In effetti, a portarmi qui non sono né i pescatori, né i granchi o l’halibut ma è l’abbondante vita
animale che colonizza queste isole: quasi un milione di foche da pelliccia, volpi artiche blu e circa
250 specie di uccelli.
Le mie giornate sono scandite dagli orari del refettorio: 7.30 colazione, 12.00 pranzo. 17.00 cena.
Ma oltre a questi appuntamenti fissi trascorro il resto del mio tempo, fino a sera inoltrata (qui c’è
luce fino alle 23.00) lungo le scogliere dell’isola a osservare gli animali.
Tra le molteplici specie presenti sugli scogli in questa stagione oltre all’uria comune, l’uria di
Bruenich, l’alca minore pappagallo, il gabbiano tridattilo, e il cormorano, i miei preferiti sono le
pulcinella di mare (dal corno e dal ciuffo).
Sono affascinata da questa specie che, a causa dei colori sgargianti del loro becco triangolare,
vengono anche chiamati i pappagalli o clown del mare.
Il loro corpo tozzo e pesante e le corte ali permettono di volare anche sott’acqua, raggiungendo
profondità fino ai 60 metri. In effetti, nutrendosi di pesce e calamari, sono degli ottimi nuotatori: le
spine che ricoprono lingua e palato permettono loro di intrappolare decine di pesciolini pescati e
riportarli al pulcino nel nido.
Pattugliando gli scogli mi rendo presto conto che fotografare questi uccelli non è cosa facile. I loro
nidi sono nascosti tra le faglie della ripida scogliera e per avere delle angolature decenti mi trovo a
dover scendere i ripidi pendii con il mio pesante equipaggiamento. Con le gambe tremolanti e il fiato
sospeso faccio finta di non avere le vertigini e mi concentro sui loro sgargianti colori.
Dai ritratti tra le rocce passo alla foto d’azione. Nonostante il loro aspetto tozzo e pesante, le
pulcinelle di mare sono uccelli velocissimi che possono raggiungere fino a 90 km/h sbattendo le ali
fino a 400 volte al minuto.
Accetto la sfida e armata di tanta pazienza e perseveranza, spingo gli ISO della mia macchina
fotografica fino a 3200 per raggiungere una velocità di scatto di 1/2500s. Cercando di inquadrare al
meglio l’uccello quando si avvicina, al momento in cui ho la messa a fuoco, scatto a raffica… 12
immagini al secondo.
Con il rumore di una mitragliatrice gli scatti si susseguono, centinaia di scatti… probabilmente
anche migliaia… tutti a vuoto… opss… l’uccello non è nell’inquadratura… opss… ecco una zampa…

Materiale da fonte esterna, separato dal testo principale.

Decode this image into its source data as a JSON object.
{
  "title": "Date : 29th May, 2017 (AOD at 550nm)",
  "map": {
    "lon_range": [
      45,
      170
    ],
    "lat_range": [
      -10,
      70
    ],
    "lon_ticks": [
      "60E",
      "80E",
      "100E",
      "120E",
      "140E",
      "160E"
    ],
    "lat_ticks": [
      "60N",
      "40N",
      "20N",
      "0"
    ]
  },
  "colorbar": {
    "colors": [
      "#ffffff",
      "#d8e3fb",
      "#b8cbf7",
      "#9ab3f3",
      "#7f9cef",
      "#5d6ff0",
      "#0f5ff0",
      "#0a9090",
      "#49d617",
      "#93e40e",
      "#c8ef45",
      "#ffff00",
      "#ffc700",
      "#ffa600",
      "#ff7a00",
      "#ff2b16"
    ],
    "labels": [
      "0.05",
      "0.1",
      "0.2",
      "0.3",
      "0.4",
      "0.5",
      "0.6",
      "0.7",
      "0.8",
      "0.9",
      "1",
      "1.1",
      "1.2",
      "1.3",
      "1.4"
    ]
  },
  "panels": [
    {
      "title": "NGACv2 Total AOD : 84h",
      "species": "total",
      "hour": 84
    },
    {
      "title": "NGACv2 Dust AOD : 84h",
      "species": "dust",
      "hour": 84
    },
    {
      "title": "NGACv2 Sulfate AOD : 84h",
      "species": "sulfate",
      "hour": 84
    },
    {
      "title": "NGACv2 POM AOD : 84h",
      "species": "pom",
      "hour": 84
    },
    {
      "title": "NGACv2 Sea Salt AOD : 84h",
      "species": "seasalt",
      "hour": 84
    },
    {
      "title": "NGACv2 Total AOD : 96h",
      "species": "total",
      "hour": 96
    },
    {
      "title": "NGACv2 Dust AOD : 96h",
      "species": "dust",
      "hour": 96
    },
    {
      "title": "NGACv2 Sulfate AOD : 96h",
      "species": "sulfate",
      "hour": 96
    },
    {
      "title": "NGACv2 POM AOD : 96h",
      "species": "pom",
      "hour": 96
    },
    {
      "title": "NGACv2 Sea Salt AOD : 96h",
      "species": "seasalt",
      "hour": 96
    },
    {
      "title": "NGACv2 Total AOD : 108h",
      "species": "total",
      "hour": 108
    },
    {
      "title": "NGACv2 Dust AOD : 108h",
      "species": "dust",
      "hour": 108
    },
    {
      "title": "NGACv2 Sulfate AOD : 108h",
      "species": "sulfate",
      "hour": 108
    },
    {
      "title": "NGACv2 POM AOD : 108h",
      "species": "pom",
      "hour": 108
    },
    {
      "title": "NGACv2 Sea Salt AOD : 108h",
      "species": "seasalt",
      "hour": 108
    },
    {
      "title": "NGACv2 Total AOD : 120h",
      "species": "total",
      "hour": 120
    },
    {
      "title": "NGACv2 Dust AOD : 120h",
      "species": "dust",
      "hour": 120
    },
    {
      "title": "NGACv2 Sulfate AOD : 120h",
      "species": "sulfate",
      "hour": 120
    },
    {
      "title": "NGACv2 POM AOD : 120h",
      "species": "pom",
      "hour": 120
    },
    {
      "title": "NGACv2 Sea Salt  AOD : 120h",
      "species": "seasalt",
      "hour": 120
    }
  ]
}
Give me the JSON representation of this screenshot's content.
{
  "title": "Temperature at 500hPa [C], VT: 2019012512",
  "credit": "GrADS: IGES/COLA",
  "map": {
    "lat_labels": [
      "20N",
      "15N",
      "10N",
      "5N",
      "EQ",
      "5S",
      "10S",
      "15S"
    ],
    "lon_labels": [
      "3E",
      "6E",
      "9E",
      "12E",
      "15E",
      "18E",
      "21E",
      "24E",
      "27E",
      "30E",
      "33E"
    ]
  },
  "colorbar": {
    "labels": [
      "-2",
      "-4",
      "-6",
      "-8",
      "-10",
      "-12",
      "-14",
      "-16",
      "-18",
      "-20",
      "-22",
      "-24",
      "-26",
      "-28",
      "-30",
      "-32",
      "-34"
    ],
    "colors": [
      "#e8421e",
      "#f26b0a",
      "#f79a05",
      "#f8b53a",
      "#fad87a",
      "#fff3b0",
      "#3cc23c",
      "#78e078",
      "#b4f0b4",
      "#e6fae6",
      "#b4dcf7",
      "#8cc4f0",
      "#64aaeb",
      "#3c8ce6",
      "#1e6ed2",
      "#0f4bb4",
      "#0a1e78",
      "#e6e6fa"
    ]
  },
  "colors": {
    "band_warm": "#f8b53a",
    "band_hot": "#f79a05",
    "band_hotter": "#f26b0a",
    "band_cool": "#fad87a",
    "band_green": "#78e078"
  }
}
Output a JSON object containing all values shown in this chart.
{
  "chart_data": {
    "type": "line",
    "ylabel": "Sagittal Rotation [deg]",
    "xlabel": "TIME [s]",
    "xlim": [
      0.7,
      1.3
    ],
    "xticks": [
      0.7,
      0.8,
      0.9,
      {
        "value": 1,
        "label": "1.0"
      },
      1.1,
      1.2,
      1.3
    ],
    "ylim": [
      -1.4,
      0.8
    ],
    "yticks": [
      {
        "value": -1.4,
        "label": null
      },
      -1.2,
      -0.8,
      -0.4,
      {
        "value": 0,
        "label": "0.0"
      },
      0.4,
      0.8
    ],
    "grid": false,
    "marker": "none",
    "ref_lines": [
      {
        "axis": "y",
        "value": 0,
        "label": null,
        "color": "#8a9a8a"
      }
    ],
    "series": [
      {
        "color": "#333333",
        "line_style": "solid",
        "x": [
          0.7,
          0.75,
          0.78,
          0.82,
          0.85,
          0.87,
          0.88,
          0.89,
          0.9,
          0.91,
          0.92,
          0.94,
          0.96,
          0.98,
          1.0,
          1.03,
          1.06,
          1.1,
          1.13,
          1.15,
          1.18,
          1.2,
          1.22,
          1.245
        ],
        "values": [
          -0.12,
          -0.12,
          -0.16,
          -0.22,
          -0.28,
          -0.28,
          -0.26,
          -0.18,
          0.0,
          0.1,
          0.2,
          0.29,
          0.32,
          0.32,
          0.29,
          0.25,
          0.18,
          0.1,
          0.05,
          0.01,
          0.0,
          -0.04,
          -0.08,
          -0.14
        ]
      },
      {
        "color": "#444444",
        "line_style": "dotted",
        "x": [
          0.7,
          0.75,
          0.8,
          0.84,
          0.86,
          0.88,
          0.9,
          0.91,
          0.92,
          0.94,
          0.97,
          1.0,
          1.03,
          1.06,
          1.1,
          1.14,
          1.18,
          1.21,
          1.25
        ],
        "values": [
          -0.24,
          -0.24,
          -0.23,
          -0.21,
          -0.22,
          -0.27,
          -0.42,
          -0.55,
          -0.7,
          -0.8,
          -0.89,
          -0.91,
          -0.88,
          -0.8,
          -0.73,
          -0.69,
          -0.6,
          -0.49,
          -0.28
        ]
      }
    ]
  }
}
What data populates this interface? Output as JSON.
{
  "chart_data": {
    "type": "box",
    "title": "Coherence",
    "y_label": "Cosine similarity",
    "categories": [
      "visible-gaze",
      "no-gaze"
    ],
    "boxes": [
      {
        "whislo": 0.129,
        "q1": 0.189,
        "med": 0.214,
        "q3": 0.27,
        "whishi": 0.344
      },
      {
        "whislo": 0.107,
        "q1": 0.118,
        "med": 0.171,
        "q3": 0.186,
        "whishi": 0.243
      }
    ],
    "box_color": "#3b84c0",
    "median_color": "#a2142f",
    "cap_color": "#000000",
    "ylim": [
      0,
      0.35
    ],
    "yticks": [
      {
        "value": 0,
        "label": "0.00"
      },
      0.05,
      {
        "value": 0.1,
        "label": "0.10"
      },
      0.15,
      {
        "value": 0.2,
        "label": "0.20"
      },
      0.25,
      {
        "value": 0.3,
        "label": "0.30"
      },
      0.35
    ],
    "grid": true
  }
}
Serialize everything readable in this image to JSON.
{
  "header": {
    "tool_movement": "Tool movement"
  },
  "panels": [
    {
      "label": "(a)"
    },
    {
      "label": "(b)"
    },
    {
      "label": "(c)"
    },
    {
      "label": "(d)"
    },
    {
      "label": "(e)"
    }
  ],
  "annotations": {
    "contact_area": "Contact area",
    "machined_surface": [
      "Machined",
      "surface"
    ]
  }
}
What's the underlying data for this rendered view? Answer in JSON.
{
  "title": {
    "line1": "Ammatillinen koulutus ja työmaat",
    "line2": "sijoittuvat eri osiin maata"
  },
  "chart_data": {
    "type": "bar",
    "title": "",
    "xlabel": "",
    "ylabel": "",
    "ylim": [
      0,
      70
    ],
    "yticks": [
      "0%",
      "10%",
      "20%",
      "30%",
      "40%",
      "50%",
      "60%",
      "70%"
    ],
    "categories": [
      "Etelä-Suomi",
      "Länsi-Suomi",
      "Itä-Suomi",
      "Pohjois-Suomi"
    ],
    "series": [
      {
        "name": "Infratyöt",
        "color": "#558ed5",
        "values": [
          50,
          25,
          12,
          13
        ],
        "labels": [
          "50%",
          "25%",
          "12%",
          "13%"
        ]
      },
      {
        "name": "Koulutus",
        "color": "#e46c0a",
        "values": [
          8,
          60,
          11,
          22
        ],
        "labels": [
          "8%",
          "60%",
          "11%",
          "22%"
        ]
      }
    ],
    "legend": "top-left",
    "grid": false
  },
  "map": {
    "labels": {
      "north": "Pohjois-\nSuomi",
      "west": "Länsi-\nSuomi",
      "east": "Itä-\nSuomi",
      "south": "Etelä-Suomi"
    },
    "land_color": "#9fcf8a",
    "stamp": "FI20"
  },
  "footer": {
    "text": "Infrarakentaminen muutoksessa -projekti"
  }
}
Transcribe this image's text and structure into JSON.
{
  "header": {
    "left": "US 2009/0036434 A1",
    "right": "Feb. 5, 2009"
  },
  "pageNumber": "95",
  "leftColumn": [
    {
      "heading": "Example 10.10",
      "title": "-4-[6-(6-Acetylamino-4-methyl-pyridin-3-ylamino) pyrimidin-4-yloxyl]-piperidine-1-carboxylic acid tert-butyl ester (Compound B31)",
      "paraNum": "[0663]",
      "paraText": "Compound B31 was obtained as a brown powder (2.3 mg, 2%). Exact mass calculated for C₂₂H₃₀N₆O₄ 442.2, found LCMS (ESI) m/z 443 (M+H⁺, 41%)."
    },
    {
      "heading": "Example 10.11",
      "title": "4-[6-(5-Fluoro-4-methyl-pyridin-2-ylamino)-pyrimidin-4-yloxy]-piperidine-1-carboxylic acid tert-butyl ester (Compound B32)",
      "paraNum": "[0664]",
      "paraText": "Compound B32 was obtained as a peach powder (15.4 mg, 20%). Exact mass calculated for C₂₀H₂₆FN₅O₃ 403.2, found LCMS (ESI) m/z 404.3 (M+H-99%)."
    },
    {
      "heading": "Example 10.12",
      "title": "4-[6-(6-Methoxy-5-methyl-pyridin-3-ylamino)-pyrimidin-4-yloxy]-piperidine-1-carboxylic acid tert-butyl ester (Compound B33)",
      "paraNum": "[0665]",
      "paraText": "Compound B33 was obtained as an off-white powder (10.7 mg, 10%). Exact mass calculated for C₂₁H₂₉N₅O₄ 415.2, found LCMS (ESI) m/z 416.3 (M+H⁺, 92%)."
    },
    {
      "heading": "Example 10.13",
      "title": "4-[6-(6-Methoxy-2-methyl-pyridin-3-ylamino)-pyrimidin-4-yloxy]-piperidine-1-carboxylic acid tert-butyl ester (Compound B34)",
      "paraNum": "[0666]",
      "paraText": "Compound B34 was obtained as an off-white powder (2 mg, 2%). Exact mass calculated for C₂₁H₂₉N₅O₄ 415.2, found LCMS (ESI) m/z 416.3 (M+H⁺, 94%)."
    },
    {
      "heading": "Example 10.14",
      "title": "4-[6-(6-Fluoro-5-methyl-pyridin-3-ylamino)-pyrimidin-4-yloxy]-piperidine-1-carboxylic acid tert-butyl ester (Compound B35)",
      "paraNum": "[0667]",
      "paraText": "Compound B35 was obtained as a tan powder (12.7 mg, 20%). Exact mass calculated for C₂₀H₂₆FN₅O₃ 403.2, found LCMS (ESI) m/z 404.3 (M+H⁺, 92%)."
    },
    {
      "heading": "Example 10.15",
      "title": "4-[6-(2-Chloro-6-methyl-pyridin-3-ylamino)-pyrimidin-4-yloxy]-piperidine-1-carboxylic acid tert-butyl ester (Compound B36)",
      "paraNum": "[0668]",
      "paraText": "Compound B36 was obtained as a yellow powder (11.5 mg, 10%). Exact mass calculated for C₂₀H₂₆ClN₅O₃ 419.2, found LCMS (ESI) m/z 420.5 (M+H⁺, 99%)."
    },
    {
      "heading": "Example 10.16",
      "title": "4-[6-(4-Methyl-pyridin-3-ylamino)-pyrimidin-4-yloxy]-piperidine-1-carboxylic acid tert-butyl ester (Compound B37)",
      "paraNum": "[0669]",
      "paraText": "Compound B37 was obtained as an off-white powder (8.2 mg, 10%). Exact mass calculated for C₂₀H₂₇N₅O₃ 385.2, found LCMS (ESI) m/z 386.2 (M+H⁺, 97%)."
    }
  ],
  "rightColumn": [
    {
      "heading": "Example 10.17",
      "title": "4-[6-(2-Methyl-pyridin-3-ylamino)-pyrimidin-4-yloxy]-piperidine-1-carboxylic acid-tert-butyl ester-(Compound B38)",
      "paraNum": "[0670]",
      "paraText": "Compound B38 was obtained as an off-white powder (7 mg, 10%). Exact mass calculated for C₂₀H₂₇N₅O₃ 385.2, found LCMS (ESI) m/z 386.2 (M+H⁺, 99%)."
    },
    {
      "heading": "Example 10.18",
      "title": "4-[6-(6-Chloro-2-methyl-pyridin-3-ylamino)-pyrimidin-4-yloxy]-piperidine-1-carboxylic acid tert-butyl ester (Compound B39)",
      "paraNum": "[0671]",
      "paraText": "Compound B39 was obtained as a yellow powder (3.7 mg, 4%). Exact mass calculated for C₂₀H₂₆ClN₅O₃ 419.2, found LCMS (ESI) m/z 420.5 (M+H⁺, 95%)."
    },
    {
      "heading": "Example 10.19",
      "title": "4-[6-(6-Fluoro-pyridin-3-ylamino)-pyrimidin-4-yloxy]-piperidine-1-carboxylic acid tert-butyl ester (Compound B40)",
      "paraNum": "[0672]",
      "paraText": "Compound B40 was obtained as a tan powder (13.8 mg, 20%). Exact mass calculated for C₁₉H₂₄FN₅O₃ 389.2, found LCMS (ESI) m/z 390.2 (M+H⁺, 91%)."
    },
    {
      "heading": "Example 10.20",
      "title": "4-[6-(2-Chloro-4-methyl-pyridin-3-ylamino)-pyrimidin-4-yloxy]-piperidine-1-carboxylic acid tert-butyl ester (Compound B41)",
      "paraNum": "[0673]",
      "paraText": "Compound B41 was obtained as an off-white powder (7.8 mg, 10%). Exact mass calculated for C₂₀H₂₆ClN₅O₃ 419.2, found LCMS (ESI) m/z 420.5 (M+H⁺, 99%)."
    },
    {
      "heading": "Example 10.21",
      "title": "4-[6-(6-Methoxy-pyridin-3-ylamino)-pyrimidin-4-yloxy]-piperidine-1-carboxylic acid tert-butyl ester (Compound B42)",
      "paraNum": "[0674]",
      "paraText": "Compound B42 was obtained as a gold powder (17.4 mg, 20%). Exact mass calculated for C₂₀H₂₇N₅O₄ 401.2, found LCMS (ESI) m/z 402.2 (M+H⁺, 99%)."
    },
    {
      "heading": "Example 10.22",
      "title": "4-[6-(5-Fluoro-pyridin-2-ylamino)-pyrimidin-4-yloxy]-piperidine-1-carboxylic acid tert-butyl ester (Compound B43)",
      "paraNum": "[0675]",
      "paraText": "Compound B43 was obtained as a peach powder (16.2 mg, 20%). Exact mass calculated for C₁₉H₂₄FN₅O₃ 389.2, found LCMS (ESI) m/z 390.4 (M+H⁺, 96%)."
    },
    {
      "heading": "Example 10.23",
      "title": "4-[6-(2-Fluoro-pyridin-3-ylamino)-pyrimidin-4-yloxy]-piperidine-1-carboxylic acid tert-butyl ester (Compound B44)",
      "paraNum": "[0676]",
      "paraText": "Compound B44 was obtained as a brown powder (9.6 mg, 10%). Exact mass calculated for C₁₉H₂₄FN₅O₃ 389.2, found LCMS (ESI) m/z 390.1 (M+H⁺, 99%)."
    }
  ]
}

grrr… ecco la coda… wow, eccone uno tutto intero… ah... troppo lontano… eccone un altro…
accipicchia questo è fuori fuoco!
Le ore letteralmente «volano» assieme ai miei «amici» pulcinella… la frustrazione comincia a salire e
un po’ demoralizzata sto per mollare la spugna…
Ma non è da me… rialzo l’obiettivo… ed ecco finalmente lo scatto pagante!